Однажды во время церковной службы в воскресенье кто-то услышал, как шеф пожарных мимоходом сказал, что, если Мими станет работать пожарным, у нее не будет возможности даже принять душ во время дежурства. И вряд ли ей разрешат красить ногти, ведь лак легко воспламеняется, потому что в его состав входит какое-то опасное вещество. Он не уточнил, какое именно.
— А стены у них увешаны фотографиями, — поведала ей лучшая подруга бабушки. — Фотографиями девушек.
— Я непременно принесу туда фотографии юношей, — вкрадчиво ответила Мими.
Очевидно, никаких положительных аспектов в работе пожарных нет.
Мими даже удивилась, что и мистер Швайрон не высказался по этому поводу. Но стоило вспомнить его измученное лицо, как ей стало ясно, что горе этого человека слишком велико, чтобы совать нос в чужие дела.
В четыре часа пришла другая официантка, и можно было ехать домой. Мими уложила в коробку яблочный пирог, который Борис, привыкший доводить свои творения до совершенства, забраковал из-за недостаточно хрустящей корочки.
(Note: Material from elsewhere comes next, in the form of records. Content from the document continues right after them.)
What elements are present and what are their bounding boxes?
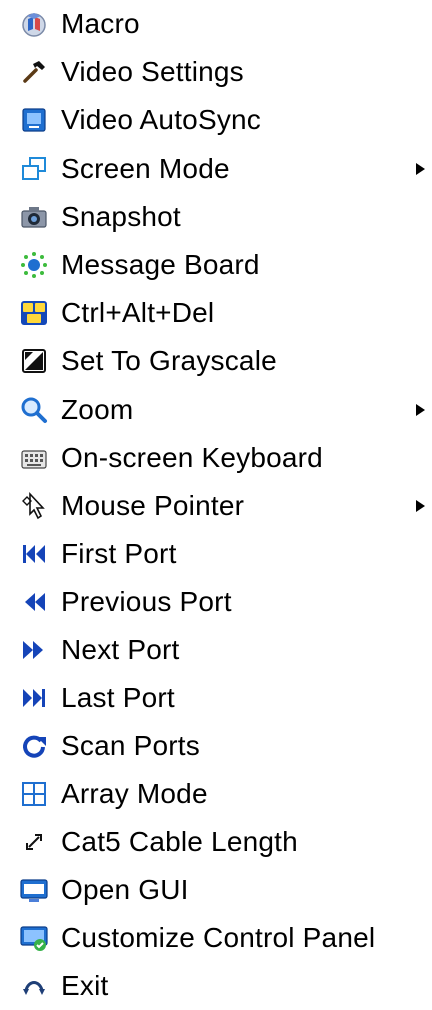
menu-item-cat5-cable-length[interactable]: Cat5 Cable Length [0,818,432,866]
menu-item-zoom[interactable]: Zoom [0,386,432,434]
menu-item-open-gui[interactable]: Open GUI [0,866,432,914]
cable-length-icon [10,824,58,860]
menu-item-label: On-screen Keyboard [61,442,323,473]
last-port-icon [10,680,58,716]
submenu-arrow-icon [416,404,425,416]
menu-item-label: Open GUI [61,874,189,905]
menu-item-label: Video AutoSync [61,104,261,135]
array-mode-icon [10,776,58,812]
menu-item-label: Cat5 Cable Length [61,826,298,857]
menu-item-set-to-grayscale[interactable]: Set To Grayscale [0,337,432,385]
menu-item-label: Ctrl+Alt+Del [61,297,215,328]
menu-item-label: Zoom [61,394,134,425]
mouse-pointer-icon [10,488,58,524]
submenu-arrow-icon [416,163,425,175]
menu-item-label: Array Mode [61,778,208,809]
scan-ports-icon [10,728,58,764]
submenu-arrow-icon [416,500,425,512]
menu-item-macro[interactable]: Macro [0,0,432,48]
menu-item-label: Mouse Pointer [61,490,245,521]
menu-item-label: Scan Ports [61,730,200,761]
grayscale-icon [10,343,58,379]
ctrl-alt-del-icon [10,295,58,331]
macro-icon [10,6,58,42]
control-panel-icon [10,920,58,956]
keyboard-icon [10,440,58,476]
exit-icon [10,968,58,1004]
menu-item-scan-ports[interactable]: Scan Ports [0,722,432,770]
menu-item-label: First Port [61,538,177,569]
menu-item-ctrl-alt-del[interactable]: Ctrl+Alt+Del [0,289,432,337]
screen-mode-icon [10,151,58,187]
menu-item-snapshot[interactable]: Snapshot [0,193,432,241]
menu-item-label: Exit [61,970,109,1001]
menu-item-next-port[interactable]: Next Port [0,626,432,674]
menu-item-message-board[interactable]: Message Board [0,241,432,289]
menu-item-video-autosync[interactable]: Video AutoSync [0,96,432,144]
previous-port-icon [10,584,58,620]
gui-icon [10,872,58,908]
hammer-icon [10,54,58,90]
message-board-icon [10,247,58,283]
menu-item-screen-mode[interactable]: Screen Mode [0,145,432,193]
menu-item-label: Customize Control Panel [61,922,376,953]
next-port-icon [10,632,58,668]
menu-item-exit[interactable]: Exit [0,962,432,1010]
menu-item-previous-port[interactable]: Previous Port [0,578,432,626]
first-port-icon [10,536,58,572]
menu-item-mouse-pointer[interactable]: Mouse Pointer [0,482,432,530]
menu-item-first-port[interactable]: First Port [0,530,432,578]
menu-item-label: Video Settings [61,56,244,87]
menu-item-label: Message Board [61,249,260,280]
menu-item-label: Set To Grayscale [61,345,277,376]
menu-item-label: Next Port [61,634,180,665]
menu-item-label: Last Port [61,682,175,713]
camera-icon [10,199,58,235]
menu-item-customize-control-panel[interactable]: Customize Control Panel [0,914,432,962]
menu-item-video-settings[interactable]: Video Settings [0,48,432,96]
video-autosync-icon [10,102,58,138]
menu-item-label: Screen Mode [61,153,230,184]
menu-item-label: Macro [61,8,140,39]
menu-item-label: Snapshot [61,201,181,232]
zoom-icon [10,392,58,428]
context-menu: Macro Video Settings Video AutoSync Scre… [0,0,432,1004]
menu-item-on-screen-keyboard[interactable]: On-screen Keyboard [0,434,432,482]
menu-item-label: Previous Port [61,586,232,617]
menu-item-last-port[interactable]: Last Port [0,674,432,722]
menu-item-array-mode[interactable]: Array Mode [0,770,432,818]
И наконец отправилась к дому Гибсона.
Она нашла его на веранде, со стаканом холодного чая в руке.
— Я не ожидал, что ты вернешься так скоро! — крикнул он. — Приятный сюрприз. Заходи!
Гибсон поднялся ей навстречу, и уже в который раз Мими поймала себя на том, что любуется им. Какой красавец! На нем была белая рубашка и потертые джинсы, облегавшие бедра. Лицо было чисто выбрито: поскольку гипс на прошлой неделе сняли, побрился он сам.
Однако стоило этой дьявольски-лукавой улыбочке появиться на его лице, как Мими тут же вспомнила, почему они всего лишь «друзья». Она не собиралась жертвовать своим добрым именем и отдавать сердце человеку, для которого любовь — не более, чем спорт.
С той самой ночи, которую они провели бок о бок, ни один из них ни разу не обмолвился об этом. Как и о его предположении при их знакомстве. Они никогда не говорили о поцелуях, сексе, любви и браке, хотя, бывало, Гибсон немного флиртовал с нею. И по тому, как свободно он это делал, было понятно, что он имел успех у женщин.
— Я принесла десерт, — сказала она, поднимаясь по ступенькам. Гибсон распахнул перед ней дверь, и Мими устремилась на кухню. Но, понимая, что Гибсону еще трудно угнаться за ней, решила не задевать его гордость и пошла медленнее.